Turkey’s economy experienced a strong growth upturn in 2017.
Turkey is to remain among the fastest-growing major emerging market (EM) economies, Qatar National Bank (QNB) said in its weekly analysis released on Saturday.
Turkey’s economy experienced a strong growth upturn in 2017. Growth accelerated to an estimated 6.8 percent compared with 3.2 percent in 2016. However, QNB expected the growth to moderate to 5.4 percent and 5.3 percent in 2018 and 2019, respectively.
According to QNB, there are three main factors driving Turkey’s growth trajectory:
1. Credit fund
- 2017: The Turkish government launched a 250bn Turkish lira (approximately $70bn) credit guarantee fund (CGF), which guarantees loans to the private sector and is focused on lending to small and medium enterprises.

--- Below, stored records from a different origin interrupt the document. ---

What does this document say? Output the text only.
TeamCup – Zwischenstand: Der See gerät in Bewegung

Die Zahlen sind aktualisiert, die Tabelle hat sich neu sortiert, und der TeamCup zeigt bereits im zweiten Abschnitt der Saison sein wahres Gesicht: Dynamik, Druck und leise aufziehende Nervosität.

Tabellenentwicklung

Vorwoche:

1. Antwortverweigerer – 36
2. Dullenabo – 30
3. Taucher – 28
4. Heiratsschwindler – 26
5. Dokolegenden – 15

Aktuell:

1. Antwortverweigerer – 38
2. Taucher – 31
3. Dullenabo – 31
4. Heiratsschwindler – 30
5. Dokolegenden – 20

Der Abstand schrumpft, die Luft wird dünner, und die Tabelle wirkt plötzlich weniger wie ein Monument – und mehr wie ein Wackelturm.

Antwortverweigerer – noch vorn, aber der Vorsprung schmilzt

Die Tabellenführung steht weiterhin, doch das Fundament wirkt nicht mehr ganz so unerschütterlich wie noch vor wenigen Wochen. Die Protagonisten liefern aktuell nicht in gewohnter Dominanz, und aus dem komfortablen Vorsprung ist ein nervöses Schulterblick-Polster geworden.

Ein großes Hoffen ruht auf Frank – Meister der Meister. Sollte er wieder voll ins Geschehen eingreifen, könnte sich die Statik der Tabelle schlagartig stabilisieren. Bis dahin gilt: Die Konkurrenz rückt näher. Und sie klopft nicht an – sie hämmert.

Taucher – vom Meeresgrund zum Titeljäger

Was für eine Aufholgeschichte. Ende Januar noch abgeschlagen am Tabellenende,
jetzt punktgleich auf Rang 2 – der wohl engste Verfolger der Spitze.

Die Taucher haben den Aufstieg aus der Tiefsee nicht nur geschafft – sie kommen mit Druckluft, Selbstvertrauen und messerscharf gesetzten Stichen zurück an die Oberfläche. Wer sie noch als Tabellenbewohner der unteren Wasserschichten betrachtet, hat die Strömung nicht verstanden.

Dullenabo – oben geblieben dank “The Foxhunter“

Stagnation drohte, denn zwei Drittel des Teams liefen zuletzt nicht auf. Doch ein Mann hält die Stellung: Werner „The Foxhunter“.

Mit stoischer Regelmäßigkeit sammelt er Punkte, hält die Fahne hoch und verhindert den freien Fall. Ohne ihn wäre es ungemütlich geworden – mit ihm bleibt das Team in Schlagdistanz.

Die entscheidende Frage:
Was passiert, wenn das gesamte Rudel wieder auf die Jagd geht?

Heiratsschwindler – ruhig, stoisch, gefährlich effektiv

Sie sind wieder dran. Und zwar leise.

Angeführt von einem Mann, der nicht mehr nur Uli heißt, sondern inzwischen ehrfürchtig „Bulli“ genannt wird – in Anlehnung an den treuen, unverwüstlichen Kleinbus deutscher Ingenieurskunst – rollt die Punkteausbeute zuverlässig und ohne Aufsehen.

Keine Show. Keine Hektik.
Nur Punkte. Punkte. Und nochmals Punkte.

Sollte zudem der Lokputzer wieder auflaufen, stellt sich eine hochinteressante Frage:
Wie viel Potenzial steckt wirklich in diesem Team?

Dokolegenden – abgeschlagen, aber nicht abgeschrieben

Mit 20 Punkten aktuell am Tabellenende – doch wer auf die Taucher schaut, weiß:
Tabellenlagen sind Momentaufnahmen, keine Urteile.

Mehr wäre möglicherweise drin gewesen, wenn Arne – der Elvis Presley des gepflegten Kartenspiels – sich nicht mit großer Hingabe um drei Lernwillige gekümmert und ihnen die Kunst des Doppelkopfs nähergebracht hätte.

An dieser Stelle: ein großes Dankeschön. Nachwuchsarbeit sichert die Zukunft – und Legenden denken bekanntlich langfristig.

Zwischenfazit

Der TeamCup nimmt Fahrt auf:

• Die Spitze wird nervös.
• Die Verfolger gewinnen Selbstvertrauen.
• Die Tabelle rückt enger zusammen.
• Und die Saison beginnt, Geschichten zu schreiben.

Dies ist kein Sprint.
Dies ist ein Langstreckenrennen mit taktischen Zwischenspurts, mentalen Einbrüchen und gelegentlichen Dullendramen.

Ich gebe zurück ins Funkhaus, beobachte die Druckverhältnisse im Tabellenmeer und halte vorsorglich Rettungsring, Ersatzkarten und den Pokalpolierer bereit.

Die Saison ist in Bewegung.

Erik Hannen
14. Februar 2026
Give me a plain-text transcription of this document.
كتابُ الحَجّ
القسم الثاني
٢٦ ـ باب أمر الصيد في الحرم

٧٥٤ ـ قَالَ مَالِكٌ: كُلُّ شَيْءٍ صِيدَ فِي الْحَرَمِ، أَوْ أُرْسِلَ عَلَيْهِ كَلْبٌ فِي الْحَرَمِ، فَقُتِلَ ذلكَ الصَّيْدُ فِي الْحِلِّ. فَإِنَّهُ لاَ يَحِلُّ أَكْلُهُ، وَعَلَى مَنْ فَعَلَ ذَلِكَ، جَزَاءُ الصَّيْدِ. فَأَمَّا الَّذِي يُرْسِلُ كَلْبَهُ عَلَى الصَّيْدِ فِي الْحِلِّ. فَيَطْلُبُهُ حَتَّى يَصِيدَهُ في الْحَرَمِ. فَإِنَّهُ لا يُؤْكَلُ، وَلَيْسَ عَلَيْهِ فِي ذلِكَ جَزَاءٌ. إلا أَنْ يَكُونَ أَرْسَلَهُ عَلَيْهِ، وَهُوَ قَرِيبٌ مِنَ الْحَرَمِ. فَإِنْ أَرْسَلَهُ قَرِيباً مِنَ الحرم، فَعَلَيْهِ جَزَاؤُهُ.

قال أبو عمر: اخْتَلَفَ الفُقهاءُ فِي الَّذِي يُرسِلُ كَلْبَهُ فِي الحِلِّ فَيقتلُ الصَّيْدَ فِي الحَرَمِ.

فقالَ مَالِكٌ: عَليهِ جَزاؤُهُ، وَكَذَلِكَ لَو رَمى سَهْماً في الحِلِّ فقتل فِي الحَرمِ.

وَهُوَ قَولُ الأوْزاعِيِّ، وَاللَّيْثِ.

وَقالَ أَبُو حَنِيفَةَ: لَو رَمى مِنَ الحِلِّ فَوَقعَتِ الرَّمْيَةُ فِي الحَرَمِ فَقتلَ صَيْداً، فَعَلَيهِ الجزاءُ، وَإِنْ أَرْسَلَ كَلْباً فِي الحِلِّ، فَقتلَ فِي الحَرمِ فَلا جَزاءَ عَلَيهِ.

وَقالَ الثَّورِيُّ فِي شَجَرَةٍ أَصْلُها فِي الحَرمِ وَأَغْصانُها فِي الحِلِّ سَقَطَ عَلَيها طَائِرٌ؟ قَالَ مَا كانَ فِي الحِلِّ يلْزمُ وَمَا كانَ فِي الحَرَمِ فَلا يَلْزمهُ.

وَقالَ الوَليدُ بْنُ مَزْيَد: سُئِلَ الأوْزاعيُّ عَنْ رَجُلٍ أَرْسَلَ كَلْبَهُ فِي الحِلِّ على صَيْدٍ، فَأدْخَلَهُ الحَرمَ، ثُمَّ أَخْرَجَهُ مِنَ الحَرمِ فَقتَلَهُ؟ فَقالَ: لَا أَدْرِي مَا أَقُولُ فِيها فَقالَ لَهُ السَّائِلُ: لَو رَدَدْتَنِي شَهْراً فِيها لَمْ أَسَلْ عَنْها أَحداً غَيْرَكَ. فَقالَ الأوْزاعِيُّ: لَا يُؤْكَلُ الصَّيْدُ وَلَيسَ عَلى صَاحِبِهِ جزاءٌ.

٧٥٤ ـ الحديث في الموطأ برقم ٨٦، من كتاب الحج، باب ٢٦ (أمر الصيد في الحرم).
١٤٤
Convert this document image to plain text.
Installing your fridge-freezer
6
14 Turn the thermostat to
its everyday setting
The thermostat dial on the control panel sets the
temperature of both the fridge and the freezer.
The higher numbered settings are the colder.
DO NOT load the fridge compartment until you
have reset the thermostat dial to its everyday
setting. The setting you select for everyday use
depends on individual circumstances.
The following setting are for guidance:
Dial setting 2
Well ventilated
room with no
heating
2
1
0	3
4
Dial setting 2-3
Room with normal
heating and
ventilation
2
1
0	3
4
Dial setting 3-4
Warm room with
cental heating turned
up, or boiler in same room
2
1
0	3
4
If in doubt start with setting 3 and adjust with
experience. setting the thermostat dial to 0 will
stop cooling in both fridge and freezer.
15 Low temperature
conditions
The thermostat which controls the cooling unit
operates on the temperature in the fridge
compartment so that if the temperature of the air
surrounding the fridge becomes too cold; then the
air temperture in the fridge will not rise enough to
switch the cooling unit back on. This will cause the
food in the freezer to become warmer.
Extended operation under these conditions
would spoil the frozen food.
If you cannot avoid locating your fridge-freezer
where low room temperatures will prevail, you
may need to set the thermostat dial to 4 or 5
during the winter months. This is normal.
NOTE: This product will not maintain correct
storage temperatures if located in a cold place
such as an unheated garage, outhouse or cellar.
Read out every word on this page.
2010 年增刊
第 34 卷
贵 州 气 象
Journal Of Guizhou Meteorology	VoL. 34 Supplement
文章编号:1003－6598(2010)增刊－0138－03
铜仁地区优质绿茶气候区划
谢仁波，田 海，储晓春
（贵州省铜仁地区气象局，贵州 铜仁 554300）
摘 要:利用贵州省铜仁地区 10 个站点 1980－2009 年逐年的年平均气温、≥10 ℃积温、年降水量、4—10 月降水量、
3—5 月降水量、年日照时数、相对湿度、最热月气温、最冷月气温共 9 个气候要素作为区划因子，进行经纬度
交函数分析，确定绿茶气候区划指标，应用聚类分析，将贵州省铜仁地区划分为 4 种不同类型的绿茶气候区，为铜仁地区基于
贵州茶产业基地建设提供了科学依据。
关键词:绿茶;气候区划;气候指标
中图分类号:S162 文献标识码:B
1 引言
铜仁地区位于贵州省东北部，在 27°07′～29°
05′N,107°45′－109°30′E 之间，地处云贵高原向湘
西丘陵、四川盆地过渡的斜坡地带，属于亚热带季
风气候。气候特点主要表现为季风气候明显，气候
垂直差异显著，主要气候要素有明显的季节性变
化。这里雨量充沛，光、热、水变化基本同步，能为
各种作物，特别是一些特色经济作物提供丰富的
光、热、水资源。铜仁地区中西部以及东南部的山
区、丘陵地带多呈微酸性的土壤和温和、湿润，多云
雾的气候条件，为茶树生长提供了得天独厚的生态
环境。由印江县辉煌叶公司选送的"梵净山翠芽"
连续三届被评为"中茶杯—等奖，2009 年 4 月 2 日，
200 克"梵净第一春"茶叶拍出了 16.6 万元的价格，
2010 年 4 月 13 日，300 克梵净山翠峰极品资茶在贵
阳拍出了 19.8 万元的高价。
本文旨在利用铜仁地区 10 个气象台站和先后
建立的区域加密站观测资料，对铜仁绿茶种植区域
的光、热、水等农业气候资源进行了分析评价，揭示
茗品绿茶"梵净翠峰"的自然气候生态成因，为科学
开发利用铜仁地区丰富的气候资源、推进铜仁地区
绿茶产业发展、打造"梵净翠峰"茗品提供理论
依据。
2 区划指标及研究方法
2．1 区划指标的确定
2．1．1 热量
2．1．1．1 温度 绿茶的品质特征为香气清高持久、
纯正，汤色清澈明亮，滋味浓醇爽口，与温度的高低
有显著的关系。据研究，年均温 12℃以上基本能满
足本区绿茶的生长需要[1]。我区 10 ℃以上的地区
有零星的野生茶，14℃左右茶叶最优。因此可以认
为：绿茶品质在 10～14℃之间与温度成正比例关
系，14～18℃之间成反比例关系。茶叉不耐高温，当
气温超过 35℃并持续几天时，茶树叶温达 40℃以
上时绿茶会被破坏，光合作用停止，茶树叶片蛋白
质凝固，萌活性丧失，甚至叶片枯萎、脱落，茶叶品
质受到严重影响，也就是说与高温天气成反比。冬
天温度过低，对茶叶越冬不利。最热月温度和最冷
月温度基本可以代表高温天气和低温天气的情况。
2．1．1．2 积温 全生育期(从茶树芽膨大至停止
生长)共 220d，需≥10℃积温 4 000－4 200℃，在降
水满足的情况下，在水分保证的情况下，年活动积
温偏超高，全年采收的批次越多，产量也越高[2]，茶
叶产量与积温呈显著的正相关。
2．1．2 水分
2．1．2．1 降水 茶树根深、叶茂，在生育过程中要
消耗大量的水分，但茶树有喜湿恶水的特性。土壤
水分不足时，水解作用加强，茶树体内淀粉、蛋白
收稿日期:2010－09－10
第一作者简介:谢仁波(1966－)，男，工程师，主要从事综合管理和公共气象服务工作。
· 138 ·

- By the end of 2017, 80 percent of the CGF had been utilized and loan growth reached 20.8 percent, driving a surge in gross domestic product (GDP) growth.
- 2018: With the majority of the CGF utilized, credit growth is expected to moderate in 2018 and 2019, causing growth to ease.
- However, loans made under the CGF are expected to be rolled over when they mature and the additional 20 percent is expected to be fully disbursed over the next two years, keeping financial conditions accommodative.
2. Exports and tourism
Turkey’s exports in 2017 grew by an estimated 12.9 percent, driven by increased tourism.
- Turkey’s largest trading partner is Europe, and growth in the European Union (EU) picked up from 1.9 percent in 2016 to 2.3 percent in 2017, pushing up demand for imports from Turkey.
- In addition, tourist arrivals bounced back after depressed levels in 2016. Arrivals gained by 27.9 percent in 2017 compared with a 30.1 percent contraction in 2016.
- But EU growth is expected to ease to 2.1 percent and 1.8 percent in 2018 and 2019, respectively, and tourist flows, also highly dependent on European growth, are unlikely to accelerate, given the rapid growth in 2017.
3. Fiscal policy
- The authorities eased fiscal policy in 2017, with lower taxes on durable goods and property.
- The fiscal deficit widened to 1.5 percent of GDP in 2017 from 1.3 percent in 2016.
- The deficit is projected to rise to 2.0 percent of GDP by 2019. This should partly offset less credit stimulus and softer external demand.